日本は法定雇用率を設定しているため、雇用主は決まった数の障害者を採用しなければなりません。
一般の企業で50名以上の従業員がいる場合、その2%は障害者でなければならないという法律です。
しかし、厚生労働省が2015年11月に発表した最新の集計結果では、障害者従業員2%を達成している企業は47.2%だけです。
この数値は毎年徐々に増加傾向ではありますが、半分以上の企業が法律で決められているのも関わらず、必要な人数を採用していない状況にあります。
建物のアクセシビリティは、東京でもまだ十分ではありません。
特に古い建物はまだ不便なところが多く、障害者が仕事を探したり、日常生活で利用する際に大きな壁になっています。
地方となるとさらに状況は悪くなります。
驚くことに、新しい建物でもアクセシビリティが十分でないものも目にします。
総務省が発表した2015年9月のデータによると、65歳以上の人口は全人口の26.7%。
アクセシビリティがきちんと整備されている建物は、ただ障害者だけのためではありません。
今まさに増え続けている高齢者にも便利に使ってもらうことができるのです。
また、最後に出てきた「烙印」ですが、英語で”Stigma”と言います。
実はこの障害者雇用のリサーチを始めるまで、この”Stigma”という言葉を知りませんでした。
というのは、インタビュー相手の方が、障害者の課題としてよく使われるワードで、あまりにも耳にしすぎて覚えてしまいました。
日本でも、健常者・障害者ともに同様の烙印をもっていると感じます。
これは歴史的背景だけでなく、日本で大きな影響力をもっているメディアが、障害者への烙印のイメージを植え付けているからではないでしょうか。
障害者を取り上げたテレビ番組は、障害者の生活がいかに大変かということにフォーカスしています。
もちろん大変な部分もありますが、それが障害者の生活の全てではありません。
障害者の中には、家族や友人に囲まれ幸せな生活をしている人、自分の好きなことに打ち込んでいる人、毎日を楽しく過ごしている人もたくさんいます。
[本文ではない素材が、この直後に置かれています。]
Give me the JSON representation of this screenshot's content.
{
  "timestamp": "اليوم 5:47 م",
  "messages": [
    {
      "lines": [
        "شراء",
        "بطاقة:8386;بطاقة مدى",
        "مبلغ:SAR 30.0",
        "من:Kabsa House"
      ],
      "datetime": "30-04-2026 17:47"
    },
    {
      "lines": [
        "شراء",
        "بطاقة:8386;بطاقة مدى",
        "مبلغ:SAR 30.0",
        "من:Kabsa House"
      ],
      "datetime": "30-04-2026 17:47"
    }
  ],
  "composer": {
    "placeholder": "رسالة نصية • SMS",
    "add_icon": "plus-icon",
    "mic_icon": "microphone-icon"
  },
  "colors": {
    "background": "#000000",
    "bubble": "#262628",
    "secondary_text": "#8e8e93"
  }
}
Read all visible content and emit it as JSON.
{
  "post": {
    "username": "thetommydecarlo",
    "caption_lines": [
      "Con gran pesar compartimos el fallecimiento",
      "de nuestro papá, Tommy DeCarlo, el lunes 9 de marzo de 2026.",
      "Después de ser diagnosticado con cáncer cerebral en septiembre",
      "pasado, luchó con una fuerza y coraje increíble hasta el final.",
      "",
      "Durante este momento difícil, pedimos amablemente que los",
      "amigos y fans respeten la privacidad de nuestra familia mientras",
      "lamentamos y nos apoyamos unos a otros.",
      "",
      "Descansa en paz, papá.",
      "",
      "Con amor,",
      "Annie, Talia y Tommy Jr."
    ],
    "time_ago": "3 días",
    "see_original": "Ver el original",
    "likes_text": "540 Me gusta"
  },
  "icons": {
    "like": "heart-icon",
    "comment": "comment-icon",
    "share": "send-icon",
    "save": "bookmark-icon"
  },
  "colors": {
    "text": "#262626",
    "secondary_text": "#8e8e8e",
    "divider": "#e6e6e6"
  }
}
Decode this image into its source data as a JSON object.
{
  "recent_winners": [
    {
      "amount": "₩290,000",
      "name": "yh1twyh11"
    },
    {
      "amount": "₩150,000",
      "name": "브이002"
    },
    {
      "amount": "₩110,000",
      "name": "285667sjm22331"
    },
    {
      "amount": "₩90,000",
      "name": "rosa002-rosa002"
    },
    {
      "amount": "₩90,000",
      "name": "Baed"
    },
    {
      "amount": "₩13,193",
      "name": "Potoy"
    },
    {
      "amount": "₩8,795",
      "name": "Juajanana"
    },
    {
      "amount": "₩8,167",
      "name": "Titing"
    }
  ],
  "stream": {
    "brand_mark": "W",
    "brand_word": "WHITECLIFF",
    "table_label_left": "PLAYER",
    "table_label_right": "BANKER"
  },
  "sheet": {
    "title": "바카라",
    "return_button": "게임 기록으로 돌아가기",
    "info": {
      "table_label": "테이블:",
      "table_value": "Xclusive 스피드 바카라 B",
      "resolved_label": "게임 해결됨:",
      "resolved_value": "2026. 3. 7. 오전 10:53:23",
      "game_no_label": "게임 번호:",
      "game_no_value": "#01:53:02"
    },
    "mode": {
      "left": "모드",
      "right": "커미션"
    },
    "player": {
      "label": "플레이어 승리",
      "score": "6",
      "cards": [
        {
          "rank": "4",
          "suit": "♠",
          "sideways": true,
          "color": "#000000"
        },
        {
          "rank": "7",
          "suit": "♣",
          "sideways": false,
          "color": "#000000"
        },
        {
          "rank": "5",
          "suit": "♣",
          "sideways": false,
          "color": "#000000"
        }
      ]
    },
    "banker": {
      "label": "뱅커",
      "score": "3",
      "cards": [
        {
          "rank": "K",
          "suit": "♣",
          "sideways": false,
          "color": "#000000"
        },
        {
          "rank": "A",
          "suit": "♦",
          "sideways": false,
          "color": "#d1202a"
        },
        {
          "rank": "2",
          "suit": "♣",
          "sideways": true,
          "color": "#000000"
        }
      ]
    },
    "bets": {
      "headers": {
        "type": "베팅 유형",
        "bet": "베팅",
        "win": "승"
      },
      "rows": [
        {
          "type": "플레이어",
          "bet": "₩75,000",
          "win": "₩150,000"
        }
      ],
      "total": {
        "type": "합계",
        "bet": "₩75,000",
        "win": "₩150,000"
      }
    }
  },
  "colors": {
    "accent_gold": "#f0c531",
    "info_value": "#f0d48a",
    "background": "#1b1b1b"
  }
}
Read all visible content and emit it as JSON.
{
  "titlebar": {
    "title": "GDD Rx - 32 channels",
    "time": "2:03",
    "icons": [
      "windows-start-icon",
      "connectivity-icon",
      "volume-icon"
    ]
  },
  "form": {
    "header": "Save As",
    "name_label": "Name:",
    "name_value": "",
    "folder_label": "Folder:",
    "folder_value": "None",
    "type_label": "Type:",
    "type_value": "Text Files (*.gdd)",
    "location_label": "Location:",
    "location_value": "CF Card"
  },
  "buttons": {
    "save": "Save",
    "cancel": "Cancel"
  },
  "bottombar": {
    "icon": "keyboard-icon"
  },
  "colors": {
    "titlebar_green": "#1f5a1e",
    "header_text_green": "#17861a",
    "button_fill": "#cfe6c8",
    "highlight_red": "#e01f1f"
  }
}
日本で障害者が自立生活をするには、まだたくさんの課題が存在します。
人権として障害者権利の歴史を振り返ったとき、日本は少しずつ状況を改善してきたという経緯があります。
日本には、ホスピタリティ・チームワーク・経済力・技術力など、誇れる文化やリソースがあります。
社会をより良くするためには、これらを上手く活用しながら前進し続けなければなりません。
幸運にも、私たちには素晴らしい国際的イベントが待ち構えています。
2020年の東京オリンピック・パラリンピックです!
4年後には海外から多くの方々が日本を訪れ、中には障害者も大勢います。
そして、海外の方々は非常に高い期待を持って来日されるでしょう。
日本にいる一人ひとりがまず行動を起こしましょう。
そうすれば、この社会をもっともっと良くすることができるはずです。